Die Partei der Grünen ist doch schon längere Zeit fest angeschwärzt - das fühlt sich nach meinem Empfinden schon so an, seit sie begonnen haben, mit der CDU in Gespräche zu gehen.Kurz nach dem Jahrtausendwechsel
spürte man das schon sehr deutlich im Kleinen (Kreisstadt Calw/Nordschwarzwald). Wo bis dahin die Grünen Erhalter von Grünflächen und Denkmalschutz waren (stark vereinfacht ausgedrückt), "verschmeckten" sie ganz
schnell das "Geld", das sie bekamen, als sie mit der CDU zusammen gingen. Plötzlich wurden aus Grünflächen neue Industriegebiete, letzte Wiesengrundstücke in der Stadt wurden zur Bebauung freigegeben, bis dato schützenswerte Gebäude wurden abgerissen für Großparkhäuser - Hauptsache, der "Rubel" rollte.
In der großen Politik (BRD) ist das nicht anders gekommen (siehe Wechsel von Öko und Turnschuhmentalität, Strickzeug und Fahrradfahren zum Gegenteil).
Für mich (und viele Grünen-Wähler meiner Bekannten) war damit "Grün" = "Schwarz". Das hat sich alles in Allem bis heute nicht mehr geändert.

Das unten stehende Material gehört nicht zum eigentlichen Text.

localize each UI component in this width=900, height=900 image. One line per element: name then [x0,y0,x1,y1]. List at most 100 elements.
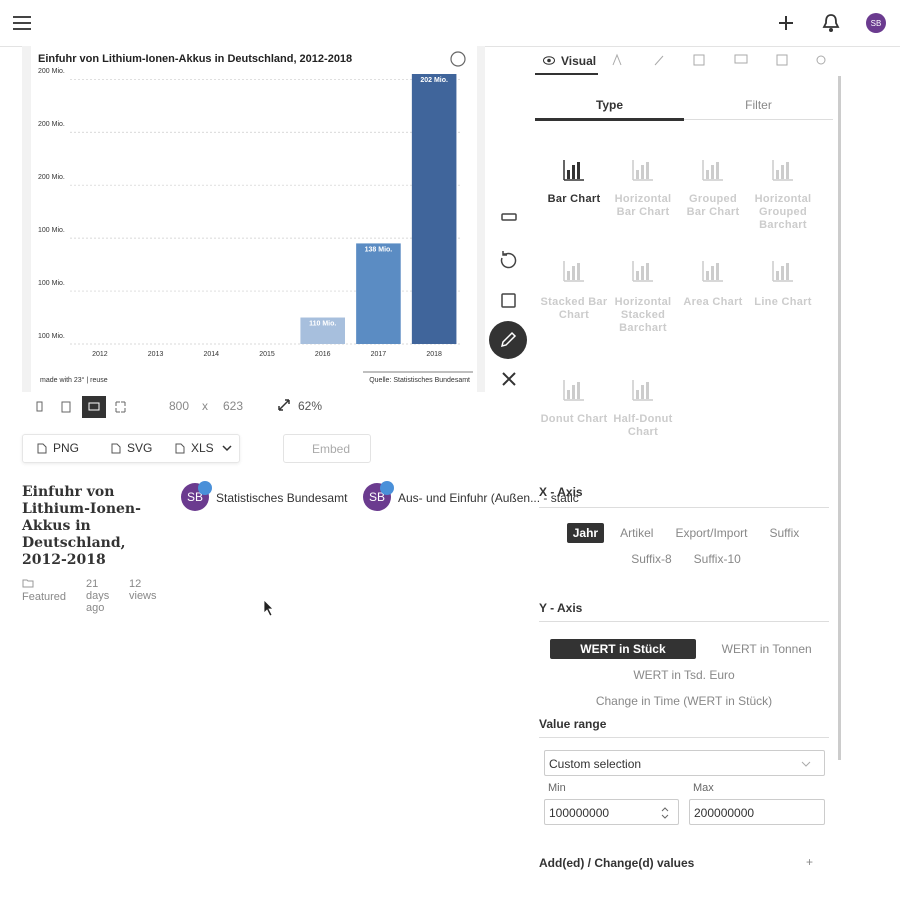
side-tools [500,213,517,386]
chart-type-label[interactable]: Half-Donut Chart [613,413,673,438]
min-input[interactable]: 100000000 [544,799,679,825]
max-value: 200000000 [694,806,755,820]
export-button[interactable]: XLS [175,435,235,462]
width-value[interactable]: 800 [169,399,190,413]
y-tick-label: 100 Mio. [38,227,65,234]
chart-type-label[interactable]: Horizontal Bar Chart [614,193,672,218]
value-label: 110 Mio. [309,320,336,327]
min-label: Min [548,782,566,794]
axis-option[interactable]: Suffix-10 [693,552,741,566]
chart-type-icon [631,158,655,182]
chart-source: Quelle: Statistisches Bundesamt [369,377,470,384]
axis-option[interactable]: Suffix [769,526,800,540]
y-axis-title: Y - Axis [539,601,583,615]
views: 12 views [129,578,157,602]
chart-type-icon [631,259,655,283]
value-label: 202 Mio. [420,77,448,84]
chart: Einfuhr von Lithium-Ionen-Akkus in Deuts… [31,46,477,392]
sub-tab[interactable]: Filter [745,98,772,112]
scrollbar [838,76,841,760]
bar [356,243,401,344]
axis-option[interactable]: WERT in Tsd. Euro [633,668,735,682]
x-tick-label: 2012 [92,351,108,358]
export-buttons: PNG SVG XLS [22,434,240,463]
axis-option[interactable]: Artikel [620,526,654,540]
add-button[interactable] [779,16,793,30]
zoom-icon [278,399,290,411]
axis-option[interactable]: Suffix-8 [631,552,672,566]
device-toggle[interactable] [30,396,130,418]
source-name[interactable]: Statistisches Bundesamt [216,491,348,505]
added-values-title: Add(ed) / Change(d) values [539,856,695,870]
other-tabs[interactable] [611,53,831,67]
format-painter[interactable] [501,213,517,221]
height-value[interactable]: 623 [223,399,244,413]
mouse-cursor [263,599,274,617]
axis-option[interactable]: WERT in Tonnen [721,642,812,656]
chart-type-label[interactable]: Grouped Bar Chart [686,193,740,218]
undo[interactable] [500,251,517,269]
export-button[interactable]: SVG [111,435,171,462]
axis-option[interactable]: Change in Time (WERT in Stück) [595,694,773,708]
export-button[interactable]: PNG [37,435,97,462]
chart-type-icon [771,259,795,283]
chart-type-icon [562,259,586,283]
y-tick-label: 200 Mio. [38,174,65,181]
chart-type-icon [771,158,795,182]
max-input[interactable]: 200000000 [689,799,825,825]
age: 21 days ago [86,578,110,614]
chart-type-icon [562,378,586,402]
zoom-value[interactable]: 62% [298,399,323,413]
embed-label: Embed [312,442,351,456]
x-tick-label: 2017 [371,351,387,358]
chart-type-label[interactable]: Horizontal Stacked Barchart [614,296,672,334]
folder[interactable]: Featured [22,578,72,603]
x-axis-options: Jahr Artikel Export/Import Suffix Suffix-8 Su… [541,523,831,569]
chart-name: Einfuhr von Lithium-Ionen-Akkus in Deuts… [22,484,141,568]
add-value-button[interactable]: + [806,855,814,869]
chart-type-icon [631,378,655,402]
verified-badge [198,481,212,495]
y-tick-label: 200 Mio. [38,68,65,75]
min-value: 100000000 [549,806,610,820]
chart-type-label[interactable]: Area Chart [683,296,743,308]
chart-type-label[interactable]: Bar Chart [547,193,601,205]
chart-type-label[interactable]: Horizontal Grouped Barchart [754,193,812,231]
range-select[interactable]: Custom selection [544,750,825,776]
axis-option[interactable]: WERT in Stück [550,639,696,659]
panel-tabs: Visual [531,46,840,76]
menu-button[interactable] [13,15,31,31]
chart-type-label[interactable]: Donut Chart [540,413,608,425]
y-tick-label: 200 Mio. [38,121,65,128]
max-label: Max [693,782,714,794]
user-avatar[interactable]: SB [866,13,886,33]
chart-type-icon [701,158,725,182]
chart-type-icon [562,158,586,182]
visual-tab[interactable]: Visual [561,54,597,68]
sub-tab[interactable]: Type [595,98,624,112]
x-tick-label: 2015 [259,351,275,358]
chart-type-label[interactable]: Line Chart [754,296,812,308]
x-tick-label: 2016 [315,351,331,358]
embed-button[interactable]: Embed [283,434,371,463]
close[interactable] [502,372,516,386]
range-select-value: Custom selection [549,757,642,771]
chart-type-icon [701,259,725,283]
edit-button[interactable] [489,321,527,359]
source-name[interactable]: Aus- und Einfuhr (Außen... - static [398,491,579,505]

Am 22. Oktober 2018 schrieb Kevin Langer:

"Es grünt so grün, wenn Illusionen blühen" - ein super Satz. So wahr und auch so traurig.


Am 22. Oktober 2018 schrieb Marie Greiner:

Ihre Beschimpfung der GRÜNEN ist nicht neu. Aber was soll denn die Alternative sein? Die LINKE zerlegt sich gerade selbst, die SPD ist schon verstorben und die AdD werden Sie wohl kaum anbieten wollen.

Antwort von U. Gellermann:

Die Alternativen sind außerhalb der Parlamente zu finden: Im Hambacher Forst und der neuen Mieterbewegung, zum Beispiel.